Der Klimaschutz muss offenbar warten. Erlebt der Brennstoff Kohle eine Renaissance? Ein Beispiel aus Deutschland.
Das 1965 in Betrieb genommene Kraftwerk Staudinger in der Nähe von Frankfurt ist heute das größte konventionelle Kraftwerk im Bundesland Hessen. Die vor allem mit Steinkohle befeuerte Anlage des Energieversorgers UNIPER besteht aus fünf Kraftwerksblöcken. Die Blöcke 2 und 3 wurden 2012 stillgelegt, Block 1 folgte 2013. Der mit fossilem Gas betriebene Block 4 wird heute zur Netzstabilisierung und als Reservekapazität vorgehalten. Nur der mit (viel) Steinkohle und (wenig) Klärschlamm befeuerte Block 5 mit einer Leistung von 500 MWh befindet sich im Regelbetrieb. Schon im Oktober beantragte der Betreiber UNIPER aufgrund der schlechten finanziellen Situation der Anlage die Abschaltung des ganzen Kraftwerks in den Sommermonaten. UNIPER galt ursprünglich als „Resterampe“ des EON-Konzerns, auf der alle Anlagen, die nicht zur „Energiewende“ passten, „geparkt“ wurden. 2019 sicherte sich dann das finnische Unternehmen Fortum die Mehrheit an UNIPER.
Am 21. Dezember 2021 teilte UNIPER mit, dass Block 5 am 21. Mai 2023 die Stromproduktion einstellen und stillgelegt wird. Uniper hatte schon im Januar 2020 einen Stilllegungsplan für die Steinkohlekraftwerke in Deutschland vorgelegt. Durch diesen sollen CO2-Einsparungen in einer Größenordnung von bis zu rund 18 Millionen Tonnen CO2 pro Jahr erzielt werden. Darin ist vorgesehen, bis spätestens Ende 2025 Steinkohle-Kraftwerke mit einer Gesamtleistung von rund 2.900 MWh abzuschalten.
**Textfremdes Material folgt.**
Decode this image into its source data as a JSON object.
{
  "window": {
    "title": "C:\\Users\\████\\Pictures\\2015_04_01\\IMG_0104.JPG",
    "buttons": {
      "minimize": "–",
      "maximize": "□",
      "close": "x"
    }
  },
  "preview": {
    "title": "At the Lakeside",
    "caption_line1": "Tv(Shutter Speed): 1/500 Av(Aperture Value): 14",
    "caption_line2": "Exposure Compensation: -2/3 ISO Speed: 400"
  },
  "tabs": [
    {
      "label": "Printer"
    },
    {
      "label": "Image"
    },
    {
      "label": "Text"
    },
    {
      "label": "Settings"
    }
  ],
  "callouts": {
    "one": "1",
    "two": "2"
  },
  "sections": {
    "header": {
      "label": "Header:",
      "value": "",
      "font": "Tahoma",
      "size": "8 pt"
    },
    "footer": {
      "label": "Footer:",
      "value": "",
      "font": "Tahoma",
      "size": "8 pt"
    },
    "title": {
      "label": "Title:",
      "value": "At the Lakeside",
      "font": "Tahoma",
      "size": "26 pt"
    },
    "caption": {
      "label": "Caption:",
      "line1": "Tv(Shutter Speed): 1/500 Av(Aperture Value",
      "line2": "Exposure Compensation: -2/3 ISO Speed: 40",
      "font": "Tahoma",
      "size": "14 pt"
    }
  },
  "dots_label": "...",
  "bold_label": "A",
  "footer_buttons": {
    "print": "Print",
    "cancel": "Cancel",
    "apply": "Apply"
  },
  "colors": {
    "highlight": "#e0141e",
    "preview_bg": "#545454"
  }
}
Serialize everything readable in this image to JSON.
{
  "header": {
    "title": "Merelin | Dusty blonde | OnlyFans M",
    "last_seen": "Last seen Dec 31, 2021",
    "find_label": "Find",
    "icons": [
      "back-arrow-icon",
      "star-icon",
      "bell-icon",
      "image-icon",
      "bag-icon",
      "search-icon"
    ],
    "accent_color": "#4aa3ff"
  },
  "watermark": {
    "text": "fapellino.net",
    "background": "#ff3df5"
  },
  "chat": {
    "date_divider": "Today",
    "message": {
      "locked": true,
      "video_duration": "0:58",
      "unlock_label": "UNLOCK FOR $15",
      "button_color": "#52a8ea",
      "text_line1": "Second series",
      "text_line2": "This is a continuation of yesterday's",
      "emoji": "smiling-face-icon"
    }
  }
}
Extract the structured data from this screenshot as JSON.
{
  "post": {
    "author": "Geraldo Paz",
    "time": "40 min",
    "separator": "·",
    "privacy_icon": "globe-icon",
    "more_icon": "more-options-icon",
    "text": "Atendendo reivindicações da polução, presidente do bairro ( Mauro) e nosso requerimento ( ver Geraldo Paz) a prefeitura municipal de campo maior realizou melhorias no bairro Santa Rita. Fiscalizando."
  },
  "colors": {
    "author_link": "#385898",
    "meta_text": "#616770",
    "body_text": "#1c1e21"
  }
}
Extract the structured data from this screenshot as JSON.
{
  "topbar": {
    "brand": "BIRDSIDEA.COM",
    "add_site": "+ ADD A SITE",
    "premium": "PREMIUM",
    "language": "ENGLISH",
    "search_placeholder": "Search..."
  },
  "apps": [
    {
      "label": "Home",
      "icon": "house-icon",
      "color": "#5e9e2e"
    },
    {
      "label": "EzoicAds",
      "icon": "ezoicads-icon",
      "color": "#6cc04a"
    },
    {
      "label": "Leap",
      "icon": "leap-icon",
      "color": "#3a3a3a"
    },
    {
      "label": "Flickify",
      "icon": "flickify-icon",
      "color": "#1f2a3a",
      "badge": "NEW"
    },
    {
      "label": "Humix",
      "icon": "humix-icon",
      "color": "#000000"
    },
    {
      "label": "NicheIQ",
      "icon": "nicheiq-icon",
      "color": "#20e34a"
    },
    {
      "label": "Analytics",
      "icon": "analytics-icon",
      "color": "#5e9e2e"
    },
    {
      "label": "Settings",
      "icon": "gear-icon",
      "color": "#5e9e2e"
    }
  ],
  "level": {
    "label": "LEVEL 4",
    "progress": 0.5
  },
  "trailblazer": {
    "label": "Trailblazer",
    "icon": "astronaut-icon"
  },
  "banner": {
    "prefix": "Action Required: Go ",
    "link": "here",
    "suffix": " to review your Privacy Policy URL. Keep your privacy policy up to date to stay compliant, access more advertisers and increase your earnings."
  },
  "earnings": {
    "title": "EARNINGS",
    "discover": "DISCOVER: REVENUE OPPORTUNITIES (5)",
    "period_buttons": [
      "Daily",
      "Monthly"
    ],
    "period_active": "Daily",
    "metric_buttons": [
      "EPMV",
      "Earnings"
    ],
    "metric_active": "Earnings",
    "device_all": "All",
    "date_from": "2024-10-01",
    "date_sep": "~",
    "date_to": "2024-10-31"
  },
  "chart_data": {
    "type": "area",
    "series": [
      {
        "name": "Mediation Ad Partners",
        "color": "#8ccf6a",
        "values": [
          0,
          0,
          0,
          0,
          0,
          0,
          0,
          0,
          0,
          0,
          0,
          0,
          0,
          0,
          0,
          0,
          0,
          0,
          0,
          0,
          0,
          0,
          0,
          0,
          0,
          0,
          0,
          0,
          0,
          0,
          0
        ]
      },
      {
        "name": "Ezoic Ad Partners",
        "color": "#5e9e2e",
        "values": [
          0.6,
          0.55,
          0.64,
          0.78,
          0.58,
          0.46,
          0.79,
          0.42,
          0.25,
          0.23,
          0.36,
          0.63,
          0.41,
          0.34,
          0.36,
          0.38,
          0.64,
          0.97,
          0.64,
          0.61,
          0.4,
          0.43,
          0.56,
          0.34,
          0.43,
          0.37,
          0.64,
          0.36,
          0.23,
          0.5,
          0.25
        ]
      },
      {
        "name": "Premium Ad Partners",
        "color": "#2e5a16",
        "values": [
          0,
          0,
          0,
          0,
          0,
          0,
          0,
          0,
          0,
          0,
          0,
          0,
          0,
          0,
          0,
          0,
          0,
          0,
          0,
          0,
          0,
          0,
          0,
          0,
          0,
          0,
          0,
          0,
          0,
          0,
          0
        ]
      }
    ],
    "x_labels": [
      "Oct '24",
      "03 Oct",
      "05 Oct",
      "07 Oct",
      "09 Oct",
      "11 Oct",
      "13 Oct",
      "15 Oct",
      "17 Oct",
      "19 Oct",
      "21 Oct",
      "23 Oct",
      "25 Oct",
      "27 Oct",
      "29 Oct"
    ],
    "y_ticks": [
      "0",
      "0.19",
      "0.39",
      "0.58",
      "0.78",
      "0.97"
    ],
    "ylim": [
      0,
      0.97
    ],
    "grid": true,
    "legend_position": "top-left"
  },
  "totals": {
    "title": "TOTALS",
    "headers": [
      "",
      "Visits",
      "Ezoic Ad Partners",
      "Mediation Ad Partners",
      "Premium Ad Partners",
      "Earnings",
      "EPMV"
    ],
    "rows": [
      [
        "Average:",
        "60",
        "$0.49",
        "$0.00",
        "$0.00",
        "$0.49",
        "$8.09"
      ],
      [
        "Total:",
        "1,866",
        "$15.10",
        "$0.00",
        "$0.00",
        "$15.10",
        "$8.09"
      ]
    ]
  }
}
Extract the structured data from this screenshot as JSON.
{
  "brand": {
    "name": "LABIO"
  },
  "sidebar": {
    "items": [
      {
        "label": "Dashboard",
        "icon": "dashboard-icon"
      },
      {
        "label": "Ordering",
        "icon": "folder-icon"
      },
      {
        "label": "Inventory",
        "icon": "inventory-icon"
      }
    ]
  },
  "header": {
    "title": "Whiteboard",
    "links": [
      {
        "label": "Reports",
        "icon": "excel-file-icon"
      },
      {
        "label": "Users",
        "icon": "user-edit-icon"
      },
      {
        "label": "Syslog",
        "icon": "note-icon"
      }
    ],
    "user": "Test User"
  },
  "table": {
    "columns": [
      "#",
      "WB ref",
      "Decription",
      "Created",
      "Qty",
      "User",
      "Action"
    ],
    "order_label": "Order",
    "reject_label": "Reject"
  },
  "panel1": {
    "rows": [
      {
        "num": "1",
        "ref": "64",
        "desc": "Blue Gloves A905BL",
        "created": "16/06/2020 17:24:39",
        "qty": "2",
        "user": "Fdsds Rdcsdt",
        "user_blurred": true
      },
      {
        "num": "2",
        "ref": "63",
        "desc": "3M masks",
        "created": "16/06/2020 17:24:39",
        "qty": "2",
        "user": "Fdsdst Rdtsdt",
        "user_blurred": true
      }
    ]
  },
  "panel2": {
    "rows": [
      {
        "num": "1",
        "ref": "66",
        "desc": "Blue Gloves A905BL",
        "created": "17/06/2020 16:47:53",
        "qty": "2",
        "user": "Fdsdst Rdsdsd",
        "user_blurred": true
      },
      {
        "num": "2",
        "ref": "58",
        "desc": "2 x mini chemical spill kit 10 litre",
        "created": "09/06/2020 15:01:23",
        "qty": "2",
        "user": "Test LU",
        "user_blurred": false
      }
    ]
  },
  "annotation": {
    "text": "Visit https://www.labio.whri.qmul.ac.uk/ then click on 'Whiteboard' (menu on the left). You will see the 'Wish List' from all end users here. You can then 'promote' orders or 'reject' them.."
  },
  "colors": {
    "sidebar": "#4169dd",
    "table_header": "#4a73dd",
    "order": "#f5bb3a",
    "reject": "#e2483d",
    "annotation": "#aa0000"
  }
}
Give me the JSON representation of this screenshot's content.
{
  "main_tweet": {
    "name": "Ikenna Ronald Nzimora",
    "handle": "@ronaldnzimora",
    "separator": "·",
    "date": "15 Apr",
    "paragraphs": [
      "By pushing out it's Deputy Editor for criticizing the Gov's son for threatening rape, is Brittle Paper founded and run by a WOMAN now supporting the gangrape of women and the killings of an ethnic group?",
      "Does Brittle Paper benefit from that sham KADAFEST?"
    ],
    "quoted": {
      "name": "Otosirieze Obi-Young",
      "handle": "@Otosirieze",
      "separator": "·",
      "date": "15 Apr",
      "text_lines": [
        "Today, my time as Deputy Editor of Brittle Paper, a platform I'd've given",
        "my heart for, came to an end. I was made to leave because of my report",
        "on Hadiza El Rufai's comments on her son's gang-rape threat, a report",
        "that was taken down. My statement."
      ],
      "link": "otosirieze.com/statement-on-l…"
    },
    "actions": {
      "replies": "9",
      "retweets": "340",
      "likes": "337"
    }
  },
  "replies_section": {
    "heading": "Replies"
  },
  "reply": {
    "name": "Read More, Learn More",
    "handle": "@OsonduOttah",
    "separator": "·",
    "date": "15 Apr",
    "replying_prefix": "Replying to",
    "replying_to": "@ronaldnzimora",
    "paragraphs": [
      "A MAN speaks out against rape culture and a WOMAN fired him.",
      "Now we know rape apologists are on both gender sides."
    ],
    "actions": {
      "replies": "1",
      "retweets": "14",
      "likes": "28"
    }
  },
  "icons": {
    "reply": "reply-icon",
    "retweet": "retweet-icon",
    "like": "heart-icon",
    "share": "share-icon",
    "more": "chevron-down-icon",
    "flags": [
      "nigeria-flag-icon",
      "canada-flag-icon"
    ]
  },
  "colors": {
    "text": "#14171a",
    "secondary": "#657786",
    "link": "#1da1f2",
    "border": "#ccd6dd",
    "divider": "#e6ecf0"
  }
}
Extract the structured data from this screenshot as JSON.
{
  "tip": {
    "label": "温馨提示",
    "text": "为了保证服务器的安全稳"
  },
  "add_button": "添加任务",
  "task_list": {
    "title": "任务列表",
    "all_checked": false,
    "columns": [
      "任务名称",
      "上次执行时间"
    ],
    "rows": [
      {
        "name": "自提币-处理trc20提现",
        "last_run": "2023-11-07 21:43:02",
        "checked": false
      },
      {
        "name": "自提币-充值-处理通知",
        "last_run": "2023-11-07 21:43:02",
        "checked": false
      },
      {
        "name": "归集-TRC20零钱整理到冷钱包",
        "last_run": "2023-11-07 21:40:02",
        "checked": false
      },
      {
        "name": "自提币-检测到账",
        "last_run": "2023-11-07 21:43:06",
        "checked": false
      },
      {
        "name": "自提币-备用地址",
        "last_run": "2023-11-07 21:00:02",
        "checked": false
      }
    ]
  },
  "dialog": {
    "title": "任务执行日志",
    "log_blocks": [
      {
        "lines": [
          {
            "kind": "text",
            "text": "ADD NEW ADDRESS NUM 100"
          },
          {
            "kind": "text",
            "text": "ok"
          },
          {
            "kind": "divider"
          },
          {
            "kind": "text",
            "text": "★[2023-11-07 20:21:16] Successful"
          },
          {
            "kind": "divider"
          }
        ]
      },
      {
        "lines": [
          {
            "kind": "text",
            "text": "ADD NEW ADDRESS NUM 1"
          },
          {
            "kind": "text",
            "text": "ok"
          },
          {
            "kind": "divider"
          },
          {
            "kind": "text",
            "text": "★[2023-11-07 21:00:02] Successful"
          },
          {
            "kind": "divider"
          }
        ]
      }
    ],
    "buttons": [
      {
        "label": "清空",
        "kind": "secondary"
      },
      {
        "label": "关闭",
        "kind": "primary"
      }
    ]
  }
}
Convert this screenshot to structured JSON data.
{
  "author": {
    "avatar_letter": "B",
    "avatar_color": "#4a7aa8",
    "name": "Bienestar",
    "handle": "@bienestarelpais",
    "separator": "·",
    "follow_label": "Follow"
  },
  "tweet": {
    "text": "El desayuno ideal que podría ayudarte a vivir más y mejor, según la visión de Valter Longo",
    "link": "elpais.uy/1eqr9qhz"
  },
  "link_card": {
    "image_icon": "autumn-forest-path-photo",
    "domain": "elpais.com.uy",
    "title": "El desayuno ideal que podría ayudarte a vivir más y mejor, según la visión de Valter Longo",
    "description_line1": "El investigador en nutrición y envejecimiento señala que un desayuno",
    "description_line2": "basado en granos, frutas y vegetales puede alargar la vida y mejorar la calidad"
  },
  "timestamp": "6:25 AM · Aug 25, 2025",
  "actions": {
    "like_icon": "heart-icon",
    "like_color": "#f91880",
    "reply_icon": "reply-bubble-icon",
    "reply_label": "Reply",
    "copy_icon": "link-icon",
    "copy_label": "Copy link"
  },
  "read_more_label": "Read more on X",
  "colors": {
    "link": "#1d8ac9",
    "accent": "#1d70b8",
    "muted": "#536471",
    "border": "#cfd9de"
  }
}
Ob es dazu wirklich kommen wird, ist mehr als fraglich. Da die deutschen Erdgasspeicher bis zum 1. November zu 90 Prozent gefüllt sein sollen und russisches Gas immer spärlicher fließt, will Deutschland – wie auch Österreich, Italien und Holland – Kohlekraftwerke einsetzen. So sollen in Deutschland neun Steinkohlekraftwerke aus der Netzreserve und drei – besonders klimaschädliche – Braunkohlekraftwerke wieder Strom erzeugen. 2021 verbrannte ENEL in seinen Kraftwerken vier Millionen Tonnen Steinkohle. 2022 werden es acht Millionen Tonnen sein. 2016 arbeiteten in Italien 12 Kohlekraftwerke. Im März 2022 waren es sieben – und fünf davon gehören dem ENEL. Die Rückkehr des Brennstoff Kohle hat daher auch in Italien begonnen. Inzwischen wurden drei Kohlekraftwerke in La Spezia, Venedig und Monfalcone reaktiviert.